La science médicale a apporté une solution remarquable à notre énigme. Nous avons utilisé une technique appelée cytométrie en flux, plus couramment utilisée pour compter et échantillonner des cellules humaines individuelles, afin de compter et d’isoler le pollen fossile en vue de la datation au radiocarbone.

La cytométrie en flux utilise les propriétés fluorescentes des cellules, stimulées par un laser. Ces cellules se déplacent dans un courant de liquide. La fluorescence provoque l’ouverture d’une porte, permettant aux cellules individuelles présentes dans le flux de liquide d’être détournées, échantillonnées et concentrées.

Nous avons des grains de pollen dans toutes les couches de sédiments entre les empreintes de White Sands, ce qui nous permet de les dater. Le principal avantage d’avoir autant de pollen est que vous pouvez cueillir des plantes comme les pins qui ne sont pas affectées par les eaux usées. Nos échantillons ont été traités pour concentrer le pollen en utilisant la cytométrie en flux.

Après un an ou plus de travail de laboratoire coûteux et intensif, nous avons été récompensés par des dates basées sur le pollen de pin qui ont validé la chronologie originale des empreintes. Ils ont également montré que les anciens effets d’eau étaient absents sur ce site.

Le pollen nous a également permis de reconstituer la végétation qui poussait au moment où les humains faisaient les empreintes. Nous avons obtenu exactement le type de plantes que nous nous attendions à trouver là-bas pendant la période glaciaire au Nouveau-Mexique.

Nous avons également utilisé une technique de datation différente appelée luminescence optiquement stimulée (OSL) comme contrôle indépendant. OSL repose sur l’accumulation d’énergie dans les grains de quartz enfouis au fil du temps. Cette énergie provient du rayonnement de fond qui nous entoure.

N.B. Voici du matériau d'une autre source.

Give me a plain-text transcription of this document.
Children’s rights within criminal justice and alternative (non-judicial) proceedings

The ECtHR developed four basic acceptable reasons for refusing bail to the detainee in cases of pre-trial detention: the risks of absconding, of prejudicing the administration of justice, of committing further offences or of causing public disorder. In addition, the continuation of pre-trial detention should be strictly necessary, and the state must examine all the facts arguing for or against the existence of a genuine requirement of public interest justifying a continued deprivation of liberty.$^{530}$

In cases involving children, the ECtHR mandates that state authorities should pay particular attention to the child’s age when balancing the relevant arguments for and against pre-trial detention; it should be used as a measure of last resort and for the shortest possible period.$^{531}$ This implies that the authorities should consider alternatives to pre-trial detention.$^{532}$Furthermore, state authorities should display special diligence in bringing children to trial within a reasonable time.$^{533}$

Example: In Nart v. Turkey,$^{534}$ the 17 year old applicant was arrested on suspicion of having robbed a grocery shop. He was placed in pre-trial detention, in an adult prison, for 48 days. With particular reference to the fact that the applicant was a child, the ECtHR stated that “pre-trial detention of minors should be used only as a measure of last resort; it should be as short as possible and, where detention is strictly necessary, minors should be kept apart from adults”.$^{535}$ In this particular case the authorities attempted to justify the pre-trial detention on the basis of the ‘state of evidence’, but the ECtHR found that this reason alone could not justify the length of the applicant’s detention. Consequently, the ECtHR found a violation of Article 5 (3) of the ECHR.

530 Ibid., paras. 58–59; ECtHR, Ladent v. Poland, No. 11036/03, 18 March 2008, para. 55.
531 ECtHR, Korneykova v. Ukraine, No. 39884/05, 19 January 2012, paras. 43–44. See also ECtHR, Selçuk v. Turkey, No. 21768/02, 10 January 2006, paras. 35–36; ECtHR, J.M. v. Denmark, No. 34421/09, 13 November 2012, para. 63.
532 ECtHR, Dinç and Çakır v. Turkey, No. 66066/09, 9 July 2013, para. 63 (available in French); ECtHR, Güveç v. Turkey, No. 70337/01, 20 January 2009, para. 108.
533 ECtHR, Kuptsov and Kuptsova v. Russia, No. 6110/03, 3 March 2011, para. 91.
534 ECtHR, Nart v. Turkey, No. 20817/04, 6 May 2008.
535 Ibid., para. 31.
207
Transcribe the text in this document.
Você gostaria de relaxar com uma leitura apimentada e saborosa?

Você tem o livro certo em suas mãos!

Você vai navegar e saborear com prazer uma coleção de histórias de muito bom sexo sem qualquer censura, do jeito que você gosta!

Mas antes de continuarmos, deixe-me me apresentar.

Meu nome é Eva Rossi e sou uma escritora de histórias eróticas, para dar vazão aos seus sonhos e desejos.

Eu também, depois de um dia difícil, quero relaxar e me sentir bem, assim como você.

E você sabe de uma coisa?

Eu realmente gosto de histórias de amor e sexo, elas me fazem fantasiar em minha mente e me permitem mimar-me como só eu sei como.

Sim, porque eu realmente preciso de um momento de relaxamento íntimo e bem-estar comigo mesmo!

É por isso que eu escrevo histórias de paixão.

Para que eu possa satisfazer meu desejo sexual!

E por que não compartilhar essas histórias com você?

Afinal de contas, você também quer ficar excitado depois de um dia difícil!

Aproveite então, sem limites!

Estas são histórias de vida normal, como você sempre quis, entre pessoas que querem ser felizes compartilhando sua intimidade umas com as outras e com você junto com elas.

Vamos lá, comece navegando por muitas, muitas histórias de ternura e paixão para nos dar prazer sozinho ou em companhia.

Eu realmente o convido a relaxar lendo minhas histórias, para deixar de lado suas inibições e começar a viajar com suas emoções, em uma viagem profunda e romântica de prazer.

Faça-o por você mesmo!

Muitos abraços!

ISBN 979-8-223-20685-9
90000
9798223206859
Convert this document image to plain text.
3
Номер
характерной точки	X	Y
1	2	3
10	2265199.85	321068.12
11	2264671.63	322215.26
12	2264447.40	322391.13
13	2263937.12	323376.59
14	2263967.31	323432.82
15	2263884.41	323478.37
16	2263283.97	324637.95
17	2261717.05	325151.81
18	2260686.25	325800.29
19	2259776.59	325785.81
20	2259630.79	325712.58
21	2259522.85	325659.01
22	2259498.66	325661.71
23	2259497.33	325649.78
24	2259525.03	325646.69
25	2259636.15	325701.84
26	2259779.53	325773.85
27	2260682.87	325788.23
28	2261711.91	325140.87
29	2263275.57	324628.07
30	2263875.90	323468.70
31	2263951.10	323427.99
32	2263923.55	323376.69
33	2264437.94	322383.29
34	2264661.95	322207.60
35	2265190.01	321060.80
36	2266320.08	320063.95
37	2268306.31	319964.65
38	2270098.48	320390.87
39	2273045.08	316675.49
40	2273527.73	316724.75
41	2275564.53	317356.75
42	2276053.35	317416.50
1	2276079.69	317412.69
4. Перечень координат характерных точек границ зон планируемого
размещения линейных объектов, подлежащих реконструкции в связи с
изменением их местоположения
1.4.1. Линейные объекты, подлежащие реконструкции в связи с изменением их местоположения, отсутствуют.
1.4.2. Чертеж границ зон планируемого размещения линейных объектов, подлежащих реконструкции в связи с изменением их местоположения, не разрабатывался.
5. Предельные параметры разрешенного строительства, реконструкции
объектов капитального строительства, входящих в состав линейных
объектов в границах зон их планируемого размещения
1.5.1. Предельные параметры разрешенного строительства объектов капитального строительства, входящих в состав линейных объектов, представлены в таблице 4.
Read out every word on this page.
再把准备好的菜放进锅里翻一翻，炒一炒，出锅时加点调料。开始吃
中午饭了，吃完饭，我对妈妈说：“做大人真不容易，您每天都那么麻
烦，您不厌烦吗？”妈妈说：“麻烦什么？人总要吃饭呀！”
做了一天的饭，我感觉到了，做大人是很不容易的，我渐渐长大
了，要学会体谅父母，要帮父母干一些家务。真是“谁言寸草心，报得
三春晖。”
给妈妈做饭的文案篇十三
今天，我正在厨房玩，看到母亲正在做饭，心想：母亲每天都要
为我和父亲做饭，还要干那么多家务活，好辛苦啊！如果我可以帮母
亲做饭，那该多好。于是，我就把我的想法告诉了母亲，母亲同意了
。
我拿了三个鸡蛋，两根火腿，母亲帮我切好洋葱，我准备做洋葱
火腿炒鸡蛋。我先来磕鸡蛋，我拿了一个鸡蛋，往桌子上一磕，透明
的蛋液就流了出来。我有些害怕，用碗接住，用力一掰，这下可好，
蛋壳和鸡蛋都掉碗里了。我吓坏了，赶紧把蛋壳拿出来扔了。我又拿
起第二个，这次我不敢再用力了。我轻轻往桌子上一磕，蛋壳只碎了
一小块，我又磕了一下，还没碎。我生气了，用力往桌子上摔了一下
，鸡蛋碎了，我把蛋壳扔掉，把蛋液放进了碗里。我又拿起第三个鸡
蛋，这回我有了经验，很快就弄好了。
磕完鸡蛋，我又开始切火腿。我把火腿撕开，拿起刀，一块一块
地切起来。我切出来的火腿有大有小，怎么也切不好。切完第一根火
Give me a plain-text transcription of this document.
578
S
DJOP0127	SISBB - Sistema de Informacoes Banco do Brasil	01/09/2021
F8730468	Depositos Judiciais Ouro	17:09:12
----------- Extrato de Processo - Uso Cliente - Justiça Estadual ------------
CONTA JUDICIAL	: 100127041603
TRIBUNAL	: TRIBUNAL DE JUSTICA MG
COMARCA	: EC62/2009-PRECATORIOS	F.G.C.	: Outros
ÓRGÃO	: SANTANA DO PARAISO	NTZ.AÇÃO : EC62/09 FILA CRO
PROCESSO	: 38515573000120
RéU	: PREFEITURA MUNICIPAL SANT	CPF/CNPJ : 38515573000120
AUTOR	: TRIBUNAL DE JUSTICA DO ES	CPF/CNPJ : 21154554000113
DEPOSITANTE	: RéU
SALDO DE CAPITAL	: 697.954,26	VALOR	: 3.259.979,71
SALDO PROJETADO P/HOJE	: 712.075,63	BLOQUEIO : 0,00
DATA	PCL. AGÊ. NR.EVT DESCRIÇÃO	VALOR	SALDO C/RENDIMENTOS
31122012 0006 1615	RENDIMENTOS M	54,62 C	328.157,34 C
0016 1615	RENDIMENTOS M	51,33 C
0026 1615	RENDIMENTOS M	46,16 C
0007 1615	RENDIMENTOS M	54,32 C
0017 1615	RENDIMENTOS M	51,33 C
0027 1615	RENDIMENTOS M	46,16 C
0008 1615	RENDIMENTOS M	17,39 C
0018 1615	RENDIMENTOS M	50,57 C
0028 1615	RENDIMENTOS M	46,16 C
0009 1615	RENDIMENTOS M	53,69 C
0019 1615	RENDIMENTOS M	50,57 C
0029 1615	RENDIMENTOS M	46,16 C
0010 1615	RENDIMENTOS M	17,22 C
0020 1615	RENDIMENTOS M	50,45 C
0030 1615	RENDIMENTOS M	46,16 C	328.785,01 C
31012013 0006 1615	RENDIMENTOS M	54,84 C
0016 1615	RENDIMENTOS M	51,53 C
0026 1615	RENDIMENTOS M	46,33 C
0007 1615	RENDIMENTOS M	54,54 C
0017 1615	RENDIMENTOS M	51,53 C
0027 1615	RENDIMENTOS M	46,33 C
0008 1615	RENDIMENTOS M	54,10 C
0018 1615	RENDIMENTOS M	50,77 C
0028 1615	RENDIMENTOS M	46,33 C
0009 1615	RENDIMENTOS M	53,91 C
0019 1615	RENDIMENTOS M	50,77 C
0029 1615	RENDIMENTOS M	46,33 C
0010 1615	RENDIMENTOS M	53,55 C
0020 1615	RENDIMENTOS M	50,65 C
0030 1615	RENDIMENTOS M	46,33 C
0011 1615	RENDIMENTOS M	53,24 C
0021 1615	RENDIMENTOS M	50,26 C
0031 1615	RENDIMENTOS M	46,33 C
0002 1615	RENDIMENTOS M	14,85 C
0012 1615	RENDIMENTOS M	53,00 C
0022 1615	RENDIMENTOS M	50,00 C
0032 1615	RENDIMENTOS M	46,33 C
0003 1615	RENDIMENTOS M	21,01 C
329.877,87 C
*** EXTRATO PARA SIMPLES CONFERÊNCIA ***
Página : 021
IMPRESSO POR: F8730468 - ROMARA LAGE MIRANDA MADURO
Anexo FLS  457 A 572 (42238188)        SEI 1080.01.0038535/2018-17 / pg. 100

Plus nous trouvons d’énergie, plus nous pouvons supposer que les grains de quartz sont vieux. Cette énergie est libérée lorsque le quartz est exposé à la lumière. La date à laquelle vous datez correspond donc à la dernière fois où les grains de quartz ont vu la lumière du soleil.

Pour échantillonner le quartz enfoui, vous enfoncez des tubes métalliques dans les sédiments et les retirez soigneusement pour éviter de les exposer à la lumière. En prenant des grains de quartz au centre du tube, vous les exposez à la lumière en laboratoire et mesurez la lumière émise par les grains. Cela révèle leur âge. Les dates d’OSL confirment celles que nous avons obtenues en utilisant d’autres techniques.

L’humble grain de pollen et une merveilleuse technologie médicale nous ont aidés à confirmer les dates de prise des empreintes et la date à laquelle les gens ont atteint les Amériques.

Fourni par La conversation

Cet article est republié à partir de La conversation sous licence Creative Commons. Lis le article original.